Same Mistakes Again
The other common reaction to the discovery of new threats is probably to build something newer and more secure. Tempting, but another trend clearly visible at Black Hat was the number of times the focus on new technology has distracted developers sufficiently that they fail to apply lessons they should have learnt from past mistakes. Old-style electricity meters, for example, did nothing but go round and round reliably and presented little or no vulnerability to remote attacks, but the smart grid being rolled out in Miami, said Tony Flick of FYRM Associates
is being designed without sufficient attention to security.
"We're repeating history," he said. "We're making the same mistakes as past technology initiatives." Too much self-regulation, too little direction from the National Institute for Standards in Technology (NIST) on what kind of authentication is necessary. "There is," he concluded, " a missed opportunity to integrate security from the beginning."
More than that, much of what we've seen in desktop computers seems likely to be replayed in one form or another, in mobile phones. Desktops are the easiest to attack right now, but that situation, said Flexilis Mobile Security's Kevin Mahaffey, "is changing quickly." Easy is, of course, a relative term: there was nothing very easy about Dino Dai Zovi's Mac OS X root kit. But the latter presentation was a good reminder that it may only be an accident of market share that Macs have not attracted more attacks against them.
Similarly, with mobile phones: their ease of use for consumers and their relative impunity to visible attacks may have created more trust in them than is warranted.
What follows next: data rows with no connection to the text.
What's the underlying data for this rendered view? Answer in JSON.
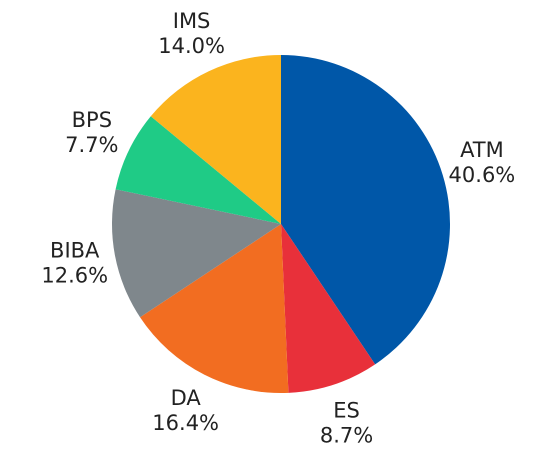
{
  "chart_data": {
    "type": "pie",
    "categories": [
      "ATM",
      "ES",
      "DA",
      "BIBA",
      "BPS",
      "IMS"
    ],
    "values": [
      40.6,
      8.7,
      16.4,
      12.6,
      7.7,
      14.0
    ],
    "value_labels": [
      "40.6%",
      "8.7%",
      "16.4%",
      "12.6%",
      "7.7%",
      "14.0%"
    ],
    "colors": [
      "#0057a8",
      "#e8303a",
      "#f26d21",
      "#7f878c",
      "#1fcb86",
      "#fbb41e"
    ]
  }
}
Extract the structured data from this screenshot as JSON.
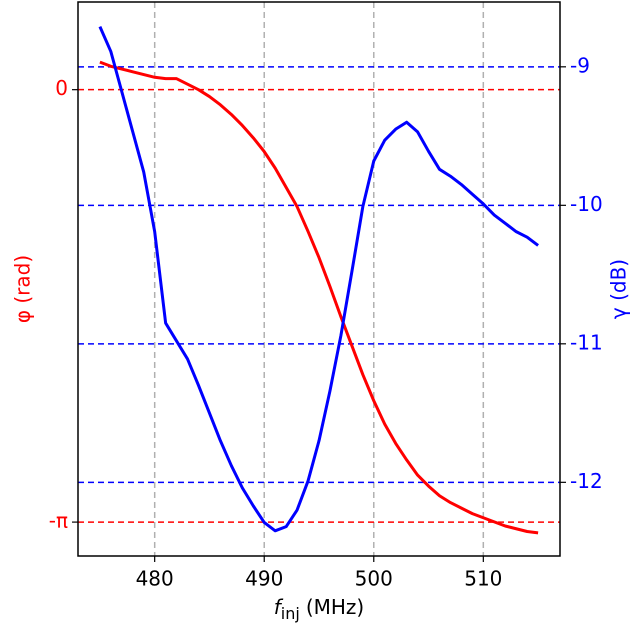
{
  "chart_data": {
    "type": "line",
    "xlabel": {
      "symbol": "f",
      "subscript": "inj",
      "unit": "(MHz)"
    },
    "ylabel": "φ (rad)",
    "y2label": "γ (dB)",
    "x": [
      475,
      476,
      477,
      478,
      479,
      480,
      481,
      482,
      483,
      484,
      485,
      486,
      487,
      488,
      489,
      490,
      491,
      492,
      493,
      494,
      495,
      496,
      497,
      498,
      499,
      500,
      501,
      502,
      503,
      504,
      505,
      506,
      507,
      508,
      509,
      510,
      511,
      512,
      513,
      514,
      515
    ],
    "series": [
      {
        "name": "φ",
        "color": "#ff0000",
        "axis": "y",
        "values": [
          0.2,
          0.17,
          0.15,
          0.13,
          0.11,
          0.09,
          0.08,
          0.08,
          0.04,
          0,
          -0.05,
          -0.11,
          -0.18,
          -0.26,
          -0.35,
          -0.45,
          -0.57,
          -0.71,
          -0.85,
          -1.03,
          -1.22,
          -1.43,
          -1.65,
          -1.86,
          -2.07,
          -2.26,
          -2.43,
          -2.57,
          -2.69,
          -2.8,
          -2.88,
          -2.95,
          -3,
          -3.04,
          -3.08,
          -3.11,
          -3.14,
          -3.17,
          -3.19,
          -3.21,
          -3.22
        ]
      },
      {
        "name": "γ",
        "color": "#0000ff",
        "axis": "y2",
        "values": [
          -8.71,
          -8.89,
          -9.18,
          -9.47,
          -9.76,
          -10.19,
          -10.85,
          -10.98,
          -11.11,
          -11.3,
          -11.5,
          -11.7,
          -11.88,
          -12.04,
          -12.17,
          -12.29,
          -12.35,
          -12.32,
          -12.2,
          -11.99,
          -11.7,
          -11.34,
          -10.94,
          -10.48,
          -10.01,
          -9.68,
          -9.53,
          -9.45,
          -9.4,
          -9.47,
          -9.61,
          -9.74,
          -9.79,
          -9.85,
          -9.92,
          -9.99,
          -10.07,
          -10.13,
          -10.19,
          -10.23,
          -10.29
        ]
      }
    ],
    "xlim": [
      473,
      517
    ],
    "xticks": [
      480,
      490,
      500,
      510
    ],
    "ylim": [
      -3.388,
      0.637
    ],
    "yticks": [
      0,
      {
        "value": -3.1416,
        "label": "-π"
      }
    ],
    "y2lim": [
      -12.532,
      -8.532
    ],
    "y2ticks": [
      -9,
      -10,
      -11,
      -12
    ],
    "grid": true
  }
}
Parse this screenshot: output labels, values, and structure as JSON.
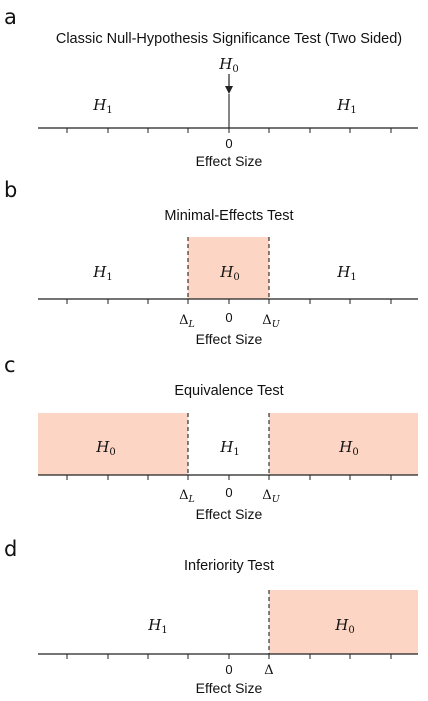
{
  "colors": {
    "region": "#fcd5c5",
    "line": "#222222"
  },
  "panels": [
    {
      "letter": "a",
      "title": "Classic Null-Hypothesis Significance Test (Two Sided)",
      "h_left": "H",
      "h_left_sub": "1",
      "h_right": "H",
      "h_right_sub": "1",
      "h0_label": "H",
      "h0_sub": "0",
      "tick_zero": "0",
      "xlabel": "Effect Size"
    },
    {
      "letter": "b",
      "title": "Minimal-Effects Test",
      "h_left": "H",
      "h_left_sub": "1",
      "h_center": "H",
      "h_center_sub": "0",
      "h_right": "H",
      "h_right_sub": "1",
      "bound_lower": "Δ",
      "bound_lower_sub": "L",
      "tick_zero": "0",
      "bound_upper": "Δ",
      "bound_upper_sub": "U",
      "xlabel": "Effect Size"
    },
    {
      "letter": "c",
      "title": "Equivalence Test",
      "h_left": "H",
      "h_left_sub": "0",
      "h_center": "H",
      "h_center_sub": "1",
      "h_right": "H",
      "h_right_sub": "0",
      "bound_lower": "Δ",
      "bound_lower_sub": "L",
      "tick_zero": "0",
      "bound_upper": "Δ",
      "bound_upper_sub": "U",
      "xlabel": "Effect Size"
    },
    {
      "letter": "d",
      "title": "Inferiority Test",
      "h_left": "H",
      "h_left_sub": "1",
      "h_right": "H",
      "h_right_sub": "0",
      "tick_zero": "0",
      "bound": "Δ",
      "xlabel": "Effect Size"
    }
  ]
}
And they will be much more attractive as they become payment mechanisms and hence more valuable to attackers. "Send a packet, and money goes flying," he said. "Never in the history of the Internet could you send a single packet and money goes." What more could a cyber criminal want?
Of all devices mobile phones are the ones you'd think were closest to being locked down the way Lentz would like. And yet in presenting Fuzzit, a fuzzer for mobile phone testing, Mahaffey and his colleagues, Anthony Lineberry and John Hering, made the point that they are getting easier and easier to attack. The many custom operating systems of the analogue days have been replaced by a handful of commodity operating systems – Windows Mobile, Linux etc. Those 17 million iPhones are even more mono-cultural than Windows desktops, since users have few configuration and customisation options. Patches take months to agree and apply because changes have to go through the quality assurance cycles of 133 carriers, as well as the manufacturer's own procedures.
Plus, they said, "There are so many more developers for mobile now – and many are first-time developers and not necessarily cognisant of secure coding practices." Or even secure discussion practices: the trio noted they had found out about several bugs by monitoring Twitter and reverse-engineering the research they saw discussed. (Twitter itself won a Pwnie Award for "Most Epic FAIL" for having its internal documents copied out of the cloud and onto TechCrunch.)
The real question for everyone, though, is how to get security consciousness – that habit of mind – widely deployed. As the incentives for cyber crime continue to grow and technology continues to penetrate infrastructure areas that were formerly safely disconnected, the risk for each of us keeps growing. Security is to technology what the health service is to humans: a potentially ever-escalating cost centre.